The Canadian dollar was at C$1.1001 to the
greenback, or 90.90 U.S. cents, stronger than Wednesday's close
of C$1.1038, or 90.60 U.S. cents. The loonie hit a session high
of C$1.0992, its highest since Feb. 19.
Investors were also turning their attention to unemployment
data that will be released early Friday in both Canada and the
United States. Canada is forecast to have added 15,000 jobs in
February, a slower pace that the month before, while the
unemployment rate is seen holding steady at 7 percent.

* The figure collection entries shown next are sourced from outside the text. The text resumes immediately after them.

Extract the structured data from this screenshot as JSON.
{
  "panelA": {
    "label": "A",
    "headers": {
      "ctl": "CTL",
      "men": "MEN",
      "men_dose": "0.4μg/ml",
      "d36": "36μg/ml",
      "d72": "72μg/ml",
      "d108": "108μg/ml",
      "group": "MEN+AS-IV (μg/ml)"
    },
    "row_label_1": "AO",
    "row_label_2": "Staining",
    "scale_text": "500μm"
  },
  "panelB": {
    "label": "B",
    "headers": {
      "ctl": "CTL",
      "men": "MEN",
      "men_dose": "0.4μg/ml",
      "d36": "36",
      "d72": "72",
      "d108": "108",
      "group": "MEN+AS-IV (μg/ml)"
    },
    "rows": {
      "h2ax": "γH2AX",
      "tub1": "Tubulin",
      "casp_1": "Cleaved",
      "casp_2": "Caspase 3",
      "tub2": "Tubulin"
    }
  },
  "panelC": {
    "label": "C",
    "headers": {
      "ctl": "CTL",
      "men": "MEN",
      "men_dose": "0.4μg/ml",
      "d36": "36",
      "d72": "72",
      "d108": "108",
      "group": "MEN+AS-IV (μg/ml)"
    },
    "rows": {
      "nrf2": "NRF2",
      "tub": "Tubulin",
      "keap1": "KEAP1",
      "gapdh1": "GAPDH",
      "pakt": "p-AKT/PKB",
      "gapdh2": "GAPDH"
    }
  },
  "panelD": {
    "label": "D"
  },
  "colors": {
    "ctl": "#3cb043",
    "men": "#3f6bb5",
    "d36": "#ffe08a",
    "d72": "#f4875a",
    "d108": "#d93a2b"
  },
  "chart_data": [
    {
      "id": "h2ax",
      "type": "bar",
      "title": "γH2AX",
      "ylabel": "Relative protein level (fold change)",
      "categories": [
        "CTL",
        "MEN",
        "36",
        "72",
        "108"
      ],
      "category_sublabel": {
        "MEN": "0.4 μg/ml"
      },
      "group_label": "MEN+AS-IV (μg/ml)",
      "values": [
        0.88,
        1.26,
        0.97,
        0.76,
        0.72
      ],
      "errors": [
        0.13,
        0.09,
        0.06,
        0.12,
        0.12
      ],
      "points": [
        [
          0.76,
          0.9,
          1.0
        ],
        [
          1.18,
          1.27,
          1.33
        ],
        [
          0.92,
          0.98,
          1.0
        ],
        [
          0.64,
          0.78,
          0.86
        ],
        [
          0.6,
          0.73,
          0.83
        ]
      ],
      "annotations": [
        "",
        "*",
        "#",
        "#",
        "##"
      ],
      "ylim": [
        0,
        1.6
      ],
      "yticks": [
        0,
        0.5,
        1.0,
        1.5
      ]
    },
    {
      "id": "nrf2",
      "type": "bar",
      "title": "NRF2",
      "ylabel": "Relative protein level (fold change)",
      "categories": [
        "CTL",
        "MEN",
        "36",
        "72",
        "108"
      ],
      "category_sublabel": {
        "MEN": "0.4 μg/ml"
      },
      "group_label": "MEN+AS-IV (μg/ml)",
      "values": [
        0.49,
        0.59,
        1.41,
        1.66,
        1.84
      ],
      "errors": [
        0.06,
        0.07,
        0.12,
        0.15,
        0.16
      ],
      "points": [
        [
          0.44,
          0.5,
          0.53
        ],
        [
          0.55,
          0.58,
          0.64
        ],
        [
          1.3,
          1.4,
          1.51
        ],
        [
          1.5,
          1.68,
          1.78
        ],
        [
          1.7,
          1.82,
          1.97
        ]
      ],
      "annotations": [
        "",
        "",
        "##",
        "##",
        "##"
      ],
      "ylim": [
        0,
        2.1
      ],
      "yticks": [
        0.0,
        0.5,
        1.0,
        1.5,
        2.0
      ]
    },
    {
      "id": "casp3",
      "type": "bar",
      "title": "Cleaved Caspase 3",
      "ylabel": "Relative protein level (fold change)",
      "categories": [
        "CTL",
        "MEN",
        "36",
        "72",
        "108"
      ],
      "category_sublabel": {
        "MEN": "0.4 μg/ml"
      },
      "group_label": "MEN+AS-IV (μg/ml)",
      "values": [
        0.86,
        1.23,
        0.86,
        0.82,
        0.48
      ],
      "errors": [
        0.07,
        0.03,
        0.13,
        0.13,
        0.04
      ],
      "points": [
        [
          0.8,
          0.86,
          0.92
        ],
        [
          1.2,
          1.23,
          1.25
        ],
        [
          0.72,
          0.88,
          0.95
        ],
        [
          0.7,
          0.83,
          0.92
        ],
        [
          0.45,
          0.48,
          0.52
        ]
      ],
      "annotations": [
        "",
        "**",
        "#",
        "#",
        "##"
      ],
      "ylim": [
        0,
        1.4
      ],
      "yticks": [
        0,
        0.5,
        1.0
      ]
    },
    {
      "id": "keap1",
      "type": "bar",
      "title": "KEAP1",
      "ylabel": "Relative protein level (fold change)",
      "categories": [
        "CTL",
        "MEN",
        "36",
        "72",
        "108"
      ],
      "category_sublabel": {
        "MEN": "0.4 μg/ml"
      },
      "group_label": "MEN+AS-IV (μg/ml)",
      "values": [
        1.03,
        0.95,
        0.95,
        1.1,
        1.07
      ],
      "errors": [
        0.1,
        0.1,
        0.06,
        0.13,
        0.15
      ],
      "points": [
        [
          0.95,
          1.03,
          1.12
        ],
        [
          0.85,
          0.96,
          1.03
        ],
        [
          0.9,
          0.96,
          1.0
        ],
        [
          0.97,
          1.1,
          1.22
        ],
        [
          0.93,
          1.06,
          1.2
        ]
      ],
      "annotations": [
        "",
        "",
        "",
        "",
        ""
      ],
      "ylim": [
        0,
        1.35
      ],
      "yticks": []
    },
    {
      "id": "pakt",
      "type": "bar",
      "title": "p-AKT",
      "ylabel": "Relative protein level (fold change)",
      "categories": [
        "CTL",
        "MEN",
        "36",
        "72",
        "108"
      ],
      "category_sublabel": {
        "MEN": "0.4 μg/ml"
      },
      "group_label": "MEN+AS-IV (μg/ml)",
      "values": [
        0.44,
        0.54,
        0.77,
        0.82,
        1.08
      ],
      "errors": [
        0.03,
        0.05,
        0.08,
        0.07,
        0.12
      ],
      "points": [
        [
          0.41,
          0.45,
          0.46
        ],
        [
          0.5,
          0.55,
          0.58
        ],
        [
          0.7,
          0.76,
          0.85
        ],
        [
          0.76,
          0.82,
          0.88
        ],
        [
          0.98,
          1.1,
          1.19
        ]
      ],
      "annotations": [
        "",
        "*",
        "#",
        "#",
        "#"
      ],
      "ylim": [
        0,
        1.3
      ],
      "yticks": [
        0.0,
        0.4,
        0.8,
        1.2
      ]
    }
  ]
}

Market participants were digesting Wednesday's strong move
higher for the Canadian dollar after the Bank of Canada kept to
its neutral policy stance, rather than turning even more dovish
as some had feared.
"I could see us taking a little bit of a pause today after
the move yesterday with the loonie strength," said Smith.
"At this point, we'll probably start to see traders
jockeying for position ahead the nonfarm payrolls in the U.S.
and the Canadian data, too."
Canadian government bond prices were lower across the
maturity curve, with the two-year down 3 Canadian
cents to yield 1.060 percent and the benchmark 10-year
down 36 Canadian cents to yield 2.517 percent.